1 Comment on Game of Thrones: Breaker of Chains

  1. Hannah Craig

    Clipped from a Facebook post where I was trying to explain to show watchers who hadn’t read the books why That Scene was just so awful:

    I’m terribly glad I read Storm of Swords before I saw ‘Breaker of Chains’ because if I’d have seen ‘Breaker of Chains’ first, I would have written Jaime Lannister off entirely and been pretty skeeved out by the use of rape as a plot device. In general I’m glad I read the books first because I know how much better that scene could have been handled, and was handled, I know that scene provides nuance and context and character development. The scene in the book was disturbing and messed up, but it didn’t need to resort to the lowest common denominator of plot devices. The scene in the book gave Cersei agency in the situation, gave Jaime nuance and emotion. The scene in the show broke them both down into terrible one dimensional stereotypes: rapist and victim. That’s not who either character is.

    Jaime’s redemption arc is one of the most interesting and well written parts of the book, and up until now, though the show has made some odd choices, they were handling it pretty well. But now, MAN. If I was a singularly a show watcher, I don’t think I could ever buy redemption for show!Jaime, this horrible dude who stands by impotent when his son dies (he wasn’t in King’s Landing in the books) and a few days later is lusting to the point of raping his sister (and child’s mother) next to the dead body while she sobs. That scene in the book was about desperation and relief and the strange things grief does. That scene in the book was about Cersei clinging to the only thing she thought she could still control in the world, and Jaime clinging to the only thing that he thought was the same after his whole world changed. The nuance of the scene was gone in the show, lost in what feels like another bid for shock value. D’you know what would have been more shocking, more effective and true to the spirit of the books? Have Cersei say her book dialogue:

    “Hurry,” she was whispering now, “quickly, quickly, now, do it now, do me now. Jaime Jaime Jaime.”

    “Yes,” Cersei said as he thrust, “my brother, sweet brother, yes, like that, yes, I have you, you’re home now, you’re home now, you’re home.

    …while the camera focuses on Joff’s corpse’s face. Boom. Shocking, awful, illustrating the extremely messed up lives these characters lead and *true to the tone of the scene.* (Also I think I need to bite my own hands off right about now.)

    So yeah, book readers are frustrated like mad. Jaime’s a really well-liked character in the book fandom – he provides some of the best scenes and absolutely some of the best one liners in the series (“Good. I only rescue maidens.”). His redemption arc is interesting and subversive – doubly subversive, really, as his story is about subverting chivalry (this guy bangs his sister and tosses little kids out windows!) while…quietly BEING chivalrous (he’s devoted to the woman he loves, he struggles, often, to do the Right Thing).

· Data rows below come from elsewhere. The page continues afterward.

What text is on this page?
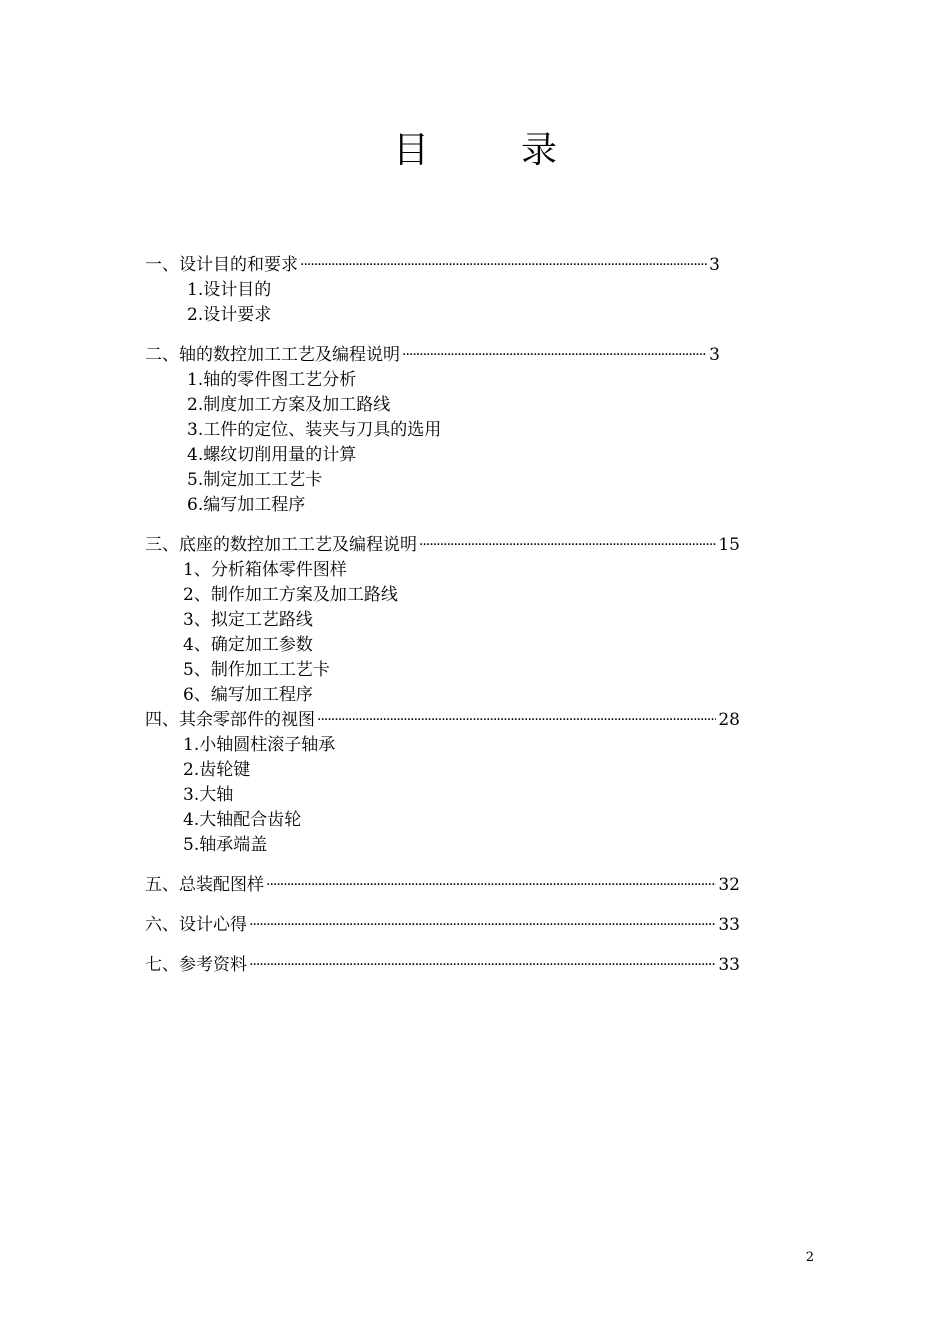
目　录
一、设计目的和要求 ·····	3
1.设计目的
2.设计要求
二、轴的数控加工工艺及编程说明 ·····	3
1.轴的零件图工艺分析
2.制度加工方案及加工路线
3.工件的定位、装夹与刀具的选用
4.螺纹切削用量的计算
5.制定加工工艺卡
6.编写加工程序
三、底座的数控加工工艺及编程说明 ·····	15
1、分析箱体零件图样
2、制作加工方案及加工路线
3、拟定工艺路线
4、确定加工参数
5、制作加工工艺卡
6、编写加工程序
四、其余零部件的视图 ·····	28
1.小轴圆柱滚子轴承
2.齿轮键
3.大轴
4.大轴配合齿轮
5.轴承端盖
五、总装配图样 ·····	32
六、设计心得 ·····	33
七、参考资料 ·····	33
2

    I felt a lot of the same way about Khal Drogo and Dany’s first time together. After that night, the show did a good job with their romance but it started on an incredibly atonal note. And again…by making Dany the victim she loses agency as a strong character, as a strong *female* character.

    This scene was one of the most talked about scenes since the pilot – are they really going to do it? Is Cersei really going to be menstruating? Are they going to show Joff’s body? Can anything this fucked up really make it on TV? Book readers get worked up because we love these characters, we know these tales well and what a lot of us love about the show is the anticipation of our favorite or the most notable scenes coming to the screen. When they lose the power and the greatness they had in the books, we’re disappointed, and when they imply nasty things (was Cersei raped BECAUSE she’s a ‘hateful woman?’ It’s easy to see it that way), we get angry.

    The Jaime/Cersei in the Great Sept scene, like other notable scenes from the books, is a big deal because of how POWERFUL it is. Making it a by the books plot device rape makes it lose that power, as well as changes the entire tone of the scene and its characters’ motivations.